Dear Srinivasa Ramanujan:

I wanted to just Boolean union balls, but Rhino took forever, and Booleans like that always fail anyway due to mere kissing points instead of real clearly defined cutting curve intersections between adjacent surfaces and besides would oddly leave both inner and outer surfaces as a final result.

I'll look up the red thing in the morning, to see what you are up to.

Try This approach its incredibly fast. it would have been nice if the voxels were central oriented.

These aren't voxels, only surface blobs, hereby called "surfoxels."

Ah, there is an actual Voxels component in Mesh that makes a regular grid of cubes and then deletes internal faces, but not all internal faces if you don't start with fully filling 3d space with points so air is left inside.

I don't know how to quickly populate breps with points in their volume instead of just surface. Using bounding box arrays of 3D points requires a very slow culling of which points are outside the breps. Way too slow, like 2 minutes for a simple NURBS sphere overlapping a torus:

I've been looking a long time for a more robust way to do even crude Boolean unions of NURBS solids that so often fail due to kissing surfaces that lack well defined overlap curves for the automated cutting and joining algorithm involved.

Attachments:

The best plain English description I've found so far of how marching cubes works is here:

http://http.developer.nvidia.com/GPUGems3/gpugems3_ch01.html

It tests each case of a polygonal face subdivided cube for best fit locally to the local points near it, which case minimizes a number gotten by assigning a value to each vertex based on solving the XYZ equation for that point in space. Something like that.

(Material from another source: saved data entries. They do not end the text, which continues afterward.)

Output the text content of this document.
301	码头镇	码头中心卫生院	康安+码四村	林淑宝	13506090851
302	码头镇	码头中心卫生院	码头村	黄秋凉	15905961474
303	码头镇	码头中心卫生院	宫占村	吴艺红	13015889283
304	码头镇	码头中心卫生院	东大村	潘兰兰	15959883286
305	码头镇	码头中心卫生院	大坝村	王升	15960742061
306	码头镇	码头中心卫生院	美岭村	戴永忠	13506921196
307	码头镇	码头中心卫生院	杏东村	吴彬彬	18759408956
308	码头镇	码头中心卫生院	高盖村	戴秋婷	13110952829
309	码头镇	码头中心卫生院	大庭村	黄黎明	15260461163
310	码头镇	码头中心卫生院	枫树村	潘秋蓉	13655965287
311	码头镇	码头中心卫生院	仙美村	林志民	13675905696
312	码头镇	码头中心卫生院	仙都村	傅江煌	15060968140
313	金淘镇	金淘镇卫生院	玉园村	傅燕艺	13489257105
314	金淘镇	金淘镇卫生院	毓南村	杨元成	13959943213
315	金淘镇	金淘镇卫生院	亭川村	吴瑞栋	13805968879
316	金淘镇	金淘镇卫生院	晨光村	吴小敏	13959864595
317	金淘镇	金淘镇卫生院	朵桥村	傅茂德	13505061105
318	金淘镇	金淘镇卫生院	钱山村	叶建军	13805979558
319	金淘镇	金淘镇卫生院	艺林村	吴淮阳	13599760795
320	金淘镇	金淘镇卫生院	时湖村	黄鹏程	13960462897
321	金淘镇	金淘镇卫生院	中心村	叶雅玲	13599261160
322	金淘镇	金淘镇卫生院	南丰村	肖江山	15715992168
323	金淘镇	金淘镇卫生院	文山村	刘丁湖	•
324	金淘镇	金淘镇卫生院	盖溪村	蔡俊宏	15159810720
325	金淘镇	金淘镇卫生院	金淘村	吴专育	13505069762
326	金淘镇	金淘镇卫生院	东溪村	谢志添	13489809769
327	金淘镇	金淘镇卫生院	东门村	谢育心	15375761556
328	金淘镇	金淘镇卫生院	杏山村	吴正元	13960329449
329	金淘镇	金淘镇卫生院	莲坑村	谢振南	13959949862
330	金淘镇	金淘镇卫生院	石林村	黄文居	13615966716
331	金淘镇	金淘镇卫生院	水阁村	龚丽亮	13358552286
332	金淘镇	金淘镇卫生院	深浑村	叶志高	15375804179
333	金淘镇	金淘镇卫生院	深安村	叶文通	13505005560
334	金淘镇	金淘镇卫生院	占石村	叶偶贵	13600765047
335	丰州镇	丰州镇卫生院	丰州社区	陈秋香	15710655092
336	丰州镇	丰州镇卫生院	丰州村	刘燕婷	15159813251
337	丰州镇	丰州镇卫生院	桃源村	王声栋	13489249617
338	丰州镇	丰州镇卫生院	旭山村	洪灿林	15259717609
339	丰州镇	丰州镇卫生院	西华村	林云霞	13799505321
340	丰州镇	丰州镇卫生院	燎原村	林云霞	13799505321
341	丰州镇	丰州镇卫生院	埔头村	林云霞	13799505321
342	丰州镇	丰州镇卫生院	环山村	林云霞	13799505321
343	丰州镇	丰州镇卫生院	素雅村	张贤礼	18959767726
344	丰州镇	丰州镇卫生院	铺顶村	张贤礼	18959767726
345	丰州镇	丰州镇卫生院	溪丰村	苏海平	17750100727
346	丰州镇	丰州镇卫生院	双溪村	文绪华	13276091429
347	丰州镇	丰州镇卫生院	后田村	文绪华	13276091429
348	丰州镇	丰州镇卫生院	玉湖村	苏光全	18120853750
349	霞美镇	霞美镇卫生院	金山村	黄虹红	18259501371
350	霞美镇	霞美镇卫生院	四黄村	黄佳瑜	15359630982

Here's where I source all of my implementations for marching cubes/tetrahedra. Paul Bourke's website is a goldmine:

http://paulbourke.net/geometry/polygonise/

This is fun, marching cubes all with Grasshopper components with no scripting:

http://www.grasshopper3d.com/forum/topics/marching-cubes-in-grassho...

One more approach in gh forum.

Delaunay edges

Will it work for the Boolean union of a sphere and a torus? The simple case wasn't well behaved, and bridges wildly between remote features.